Völlig überraschend kommt die Eskalation nicht. Laut Recherchen von Finanz-Szene hatte das Berliner Landesamt für Datenschutz bereits in seinem 2021er-Jahresbericht eine explizite Warnung an den BVR gerichtet. In dem Report ist von einer genossenschaftlichen Bank die Rede, die die Kunden informiert habe, sie beabsichtige, die Betroffenen zukünftig mit Leistungen und Produkten zu bewerben, die „der jeweiligen Lebens- und Finanzsituation“ entsprechen würden.
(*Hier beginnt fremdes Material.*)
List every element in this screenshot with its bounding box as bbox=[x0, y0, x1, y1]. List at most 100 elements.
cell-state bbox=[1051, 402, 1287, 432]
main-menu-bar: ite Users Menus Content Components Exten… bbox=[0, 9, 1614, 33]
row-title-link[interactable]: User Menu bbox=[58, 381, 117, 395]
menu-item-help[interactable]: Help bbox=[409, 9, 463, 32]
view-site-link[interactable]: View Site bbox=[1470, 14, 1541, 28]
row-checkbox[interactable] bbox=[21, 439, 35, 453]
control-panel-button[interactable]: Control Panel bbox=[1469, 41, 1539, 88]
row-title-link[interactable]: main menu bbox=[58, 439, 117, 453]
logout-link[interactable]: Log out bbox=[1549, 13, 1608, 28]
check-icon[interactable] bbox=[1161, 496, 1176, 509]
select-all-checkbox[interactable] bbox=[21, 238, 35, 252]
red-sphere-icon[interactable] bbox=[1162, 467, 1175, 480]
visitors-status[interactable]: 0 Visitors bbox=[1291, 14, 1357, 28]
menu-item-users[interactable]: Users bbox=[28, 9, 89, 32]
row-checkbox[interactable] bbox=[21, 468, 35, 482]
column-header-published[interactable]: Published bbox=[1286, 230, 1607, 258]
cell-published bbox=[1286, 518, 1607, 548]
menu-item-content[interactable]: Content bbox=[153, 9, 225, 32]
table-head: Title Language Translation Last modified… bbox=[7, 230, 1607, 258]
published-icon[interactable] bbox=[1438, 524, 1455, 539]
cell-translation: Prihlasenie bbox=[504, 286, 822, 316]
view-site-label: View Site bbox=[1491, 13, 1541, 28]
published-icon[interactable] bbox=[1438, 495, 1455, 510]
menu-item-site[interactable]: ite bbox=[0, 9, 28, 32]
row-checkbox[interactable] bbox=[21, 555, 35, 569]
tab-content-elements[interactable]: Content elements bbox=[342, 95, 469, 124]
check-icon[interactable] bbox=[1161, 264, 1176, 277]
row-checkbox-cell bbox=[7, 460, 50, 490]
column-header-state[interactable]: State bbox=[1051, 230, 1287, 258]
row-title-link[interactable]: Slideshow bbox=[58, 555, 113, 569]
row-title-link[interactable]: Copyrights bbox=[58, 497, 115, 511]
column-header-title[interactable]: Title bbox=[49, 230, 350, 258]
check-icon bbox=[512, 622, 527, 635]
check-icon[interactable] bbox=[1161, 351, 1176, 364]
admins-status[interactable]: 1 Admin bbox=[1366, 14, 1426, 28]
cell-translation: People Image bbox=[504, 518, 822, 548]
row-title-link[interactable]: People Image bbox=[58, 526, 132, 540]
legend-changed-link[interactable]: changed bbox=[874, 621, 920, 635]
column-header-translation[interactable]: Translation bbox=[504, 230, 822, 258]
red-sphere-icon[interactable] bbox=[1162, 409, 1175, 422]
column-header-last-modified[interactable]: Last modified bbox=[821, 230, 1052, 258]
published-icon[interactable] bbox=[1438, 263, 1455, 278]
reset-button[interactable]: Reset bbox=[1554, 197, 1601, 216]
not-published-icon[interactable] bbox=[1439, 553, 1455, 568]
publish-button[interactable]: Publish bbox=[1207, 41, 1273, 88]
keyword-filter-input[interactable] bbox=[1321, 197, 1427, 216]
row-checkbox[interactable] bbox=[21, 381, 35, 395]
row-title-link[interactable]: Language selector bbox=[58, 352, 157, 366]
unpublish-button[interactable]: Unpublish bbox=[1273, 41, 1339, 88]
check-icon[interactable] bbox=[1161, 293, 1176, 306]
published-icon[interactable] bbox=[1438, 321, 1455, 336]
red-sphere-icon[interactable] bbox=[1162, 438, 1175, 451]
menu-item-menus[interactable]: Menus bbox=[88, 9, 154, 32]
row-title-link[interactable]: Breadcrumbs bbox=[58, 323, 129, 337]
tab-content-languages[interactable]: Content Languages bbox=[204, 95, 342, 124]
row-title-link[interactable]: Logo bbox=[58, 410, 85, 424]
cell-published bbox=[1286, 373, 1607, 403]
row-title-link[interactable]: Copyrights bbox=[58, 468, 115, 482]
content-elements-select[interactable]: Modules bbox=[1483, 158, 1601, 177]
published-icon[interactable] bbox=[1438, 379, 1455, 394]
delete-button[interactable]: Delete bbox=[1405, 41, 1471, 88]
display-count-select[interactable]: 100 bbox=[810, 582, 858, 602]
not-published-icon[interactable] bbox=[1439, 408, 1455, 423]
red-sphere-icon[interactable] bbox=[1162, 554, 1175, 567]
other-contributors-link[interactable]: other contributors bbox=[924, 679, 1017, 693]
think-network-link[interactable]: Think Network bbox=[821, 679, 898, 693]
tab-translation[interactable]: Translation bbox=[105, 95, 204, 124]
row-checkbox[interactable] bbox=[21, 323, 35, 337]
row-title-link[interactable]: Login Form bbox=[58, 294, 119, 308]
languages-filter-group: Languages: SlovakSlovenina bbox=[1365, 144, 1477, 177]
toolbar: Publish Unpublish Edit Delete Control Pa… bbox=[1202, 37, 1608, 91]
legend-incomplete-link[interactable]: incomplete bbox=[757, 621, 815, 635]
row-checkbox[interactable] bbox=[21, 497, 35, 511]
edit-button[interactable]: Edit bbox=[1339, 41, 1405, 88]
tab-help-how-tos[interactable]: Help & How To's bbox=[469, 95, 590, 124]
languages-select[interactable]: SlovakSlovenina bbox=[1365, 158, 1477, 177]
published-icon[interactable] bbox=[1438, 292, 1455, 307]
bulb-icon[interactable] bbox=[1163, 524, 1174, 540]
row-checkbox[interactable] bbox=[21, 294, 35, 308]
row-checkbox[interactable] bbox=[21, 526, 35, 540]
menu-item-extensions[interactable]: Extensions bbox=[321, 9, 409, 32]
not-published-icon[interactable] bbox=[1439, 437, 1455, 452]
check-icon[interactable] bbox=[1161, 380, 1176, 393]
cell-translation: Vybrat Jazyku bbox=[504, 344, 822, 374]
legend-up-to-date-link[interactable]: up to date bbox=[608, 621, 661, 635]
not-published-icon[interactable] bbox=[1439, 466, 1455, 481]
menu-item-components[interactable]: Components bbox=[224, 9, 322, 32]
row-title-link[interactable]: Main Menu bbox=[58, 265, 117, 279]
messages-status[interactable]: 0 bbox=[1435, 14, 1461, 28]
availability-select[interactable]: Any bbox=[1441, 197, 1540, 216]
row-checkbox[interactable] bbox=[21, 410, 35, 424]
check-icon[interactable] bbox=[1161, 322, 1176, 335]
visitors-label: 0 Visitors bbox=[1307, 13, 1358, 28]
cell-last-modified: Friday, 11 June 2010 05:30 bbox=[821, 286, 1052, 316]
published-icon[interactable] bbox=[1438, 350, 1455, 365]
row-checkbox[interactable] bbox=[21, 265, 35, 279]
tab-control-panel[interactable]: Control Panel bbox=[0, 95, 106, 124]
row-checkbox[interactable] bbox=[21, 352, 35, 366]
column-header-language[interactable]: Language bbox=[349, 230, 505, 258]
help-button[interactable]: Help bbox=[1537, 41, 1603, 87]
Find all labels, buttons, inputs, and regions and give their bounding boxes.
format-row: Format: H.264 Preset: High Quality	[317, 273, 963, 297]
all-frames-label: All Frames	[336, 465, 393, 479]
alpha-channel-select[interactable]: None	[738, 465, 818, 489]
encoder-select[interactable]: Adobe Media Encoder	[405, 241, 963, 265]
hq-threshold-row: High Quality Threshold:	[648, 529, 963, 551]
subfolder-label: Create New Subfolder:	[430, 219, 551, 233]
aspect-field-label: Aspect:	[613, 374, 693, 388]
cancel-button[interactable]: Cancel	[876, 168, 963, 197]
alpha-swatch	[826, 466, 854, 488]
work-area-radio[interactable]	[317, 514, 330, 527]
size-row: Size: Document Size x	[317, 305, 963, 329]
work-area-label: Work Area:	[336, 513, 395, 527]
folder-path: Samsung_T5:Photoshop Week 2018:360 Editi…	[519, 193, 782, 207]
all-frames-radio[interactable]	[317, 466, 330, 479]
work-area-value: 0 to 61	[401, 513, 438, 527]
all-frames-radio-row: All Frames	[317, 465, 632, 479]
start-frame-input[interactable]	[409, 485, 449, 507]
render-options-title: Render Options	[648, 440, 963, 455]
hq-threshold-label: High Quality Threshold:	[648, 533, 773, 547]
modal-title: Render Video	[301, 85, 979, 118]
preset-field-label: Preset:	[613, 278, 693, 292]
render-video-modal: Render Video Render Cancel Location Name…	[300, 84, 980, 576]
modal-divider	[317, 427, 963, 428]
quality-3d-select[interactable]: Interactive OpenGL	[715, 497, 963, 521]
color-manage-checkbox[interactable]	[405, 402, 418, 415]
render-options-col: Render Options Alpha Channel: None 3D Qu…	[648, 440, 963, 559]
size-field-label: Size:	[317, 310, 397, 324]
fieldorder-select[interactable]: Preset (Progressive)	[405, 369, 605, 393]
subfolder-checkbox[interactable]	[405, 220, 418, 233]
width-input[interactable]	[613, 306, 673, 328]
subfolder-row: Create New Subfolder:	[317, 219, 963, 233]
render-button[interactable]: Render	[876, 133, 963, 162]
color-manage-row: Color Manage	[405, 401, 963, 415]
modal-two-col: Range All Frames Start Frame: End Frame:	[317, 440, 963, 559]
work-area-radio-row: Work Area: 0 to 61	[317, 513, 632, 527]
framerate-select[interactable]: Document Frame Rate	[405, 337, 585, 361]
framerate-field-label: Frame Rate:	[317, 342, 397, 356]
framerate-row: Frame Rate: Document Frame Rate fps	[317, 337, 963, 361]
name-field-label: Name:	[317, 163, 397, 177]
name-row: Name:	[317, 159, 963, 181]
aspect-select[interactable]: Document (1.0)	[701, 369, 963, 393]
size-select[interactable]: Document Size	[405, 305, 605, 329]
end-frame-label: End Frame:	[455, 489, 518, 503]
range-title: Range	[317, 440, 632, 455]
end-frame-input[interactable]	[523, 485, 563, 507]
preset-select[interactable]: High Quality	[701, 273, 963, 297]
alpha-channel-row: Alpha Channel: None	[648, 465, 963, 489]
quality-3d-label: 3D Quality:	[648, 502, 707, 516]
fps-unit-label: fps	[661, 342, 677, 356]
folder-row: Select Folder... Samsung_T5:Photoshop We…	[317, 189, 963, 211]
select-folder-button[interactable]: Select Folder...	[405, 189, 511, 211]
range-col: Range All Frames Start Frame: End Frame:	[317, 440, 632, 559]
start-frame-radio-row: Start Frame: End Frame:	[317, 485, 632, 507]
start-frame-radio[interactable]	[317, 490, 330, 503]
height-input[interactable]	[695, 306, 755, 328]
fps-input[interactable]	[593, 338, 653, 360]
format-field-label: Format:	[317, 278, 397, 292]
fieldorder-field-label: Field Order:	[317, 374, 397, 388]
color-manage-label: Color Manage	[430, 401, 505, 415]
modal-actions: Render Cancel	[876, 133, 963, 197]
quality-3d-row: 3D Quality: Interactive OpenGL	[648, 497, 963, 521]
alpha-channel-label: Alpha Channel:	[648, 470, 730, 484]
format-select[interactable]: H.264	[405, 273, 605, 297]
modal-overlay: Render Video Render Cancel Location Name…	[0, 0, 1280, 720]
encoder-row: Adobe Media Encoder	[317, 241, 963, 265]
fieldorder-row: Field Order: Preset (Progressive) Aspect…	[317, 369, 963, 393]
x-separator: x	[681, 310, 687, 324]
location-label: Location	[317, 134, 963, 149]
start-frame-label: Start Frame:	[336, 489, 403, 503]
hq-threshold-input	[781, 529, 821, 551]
Dazu werde man Zahlungsverkehrsdaten, die Nutzung des Online-Angebots über Webseiten, Online-Banking und Apps verarbeiten, etwa das Datum und die Uhrzeit der Nutzung und „Informationen zu den von Ihnen aufgerufenen Online-Produkten“.

Der Brief der Bank an die Kunden enthielt den Hinweis, dass gegen die Werbung ein Widerrufsrecht bestehe – mithin also die „Hinweislösung“. Was die Berliner Datenschützer auch erwähnen: Es handelte sich nicht um einen Alleingang der namentlich nicht genannten Bank. Vielmehr habe der BVR „seinen Mitgliedsbanken die beschriebene Vorgehensweise empfohlen und einen entsprechenden Text zur Verfügung gestellt“. Und: Der BVR halte das Vorgehen für rechtmäßig – genau das sei er aber nicht, so die Datenschützer. Das Ergebnis der eigenen Überprüfung sei dabei „bundesweit mit den anderen Aufsichtsbehörden abgestimmt“ worden.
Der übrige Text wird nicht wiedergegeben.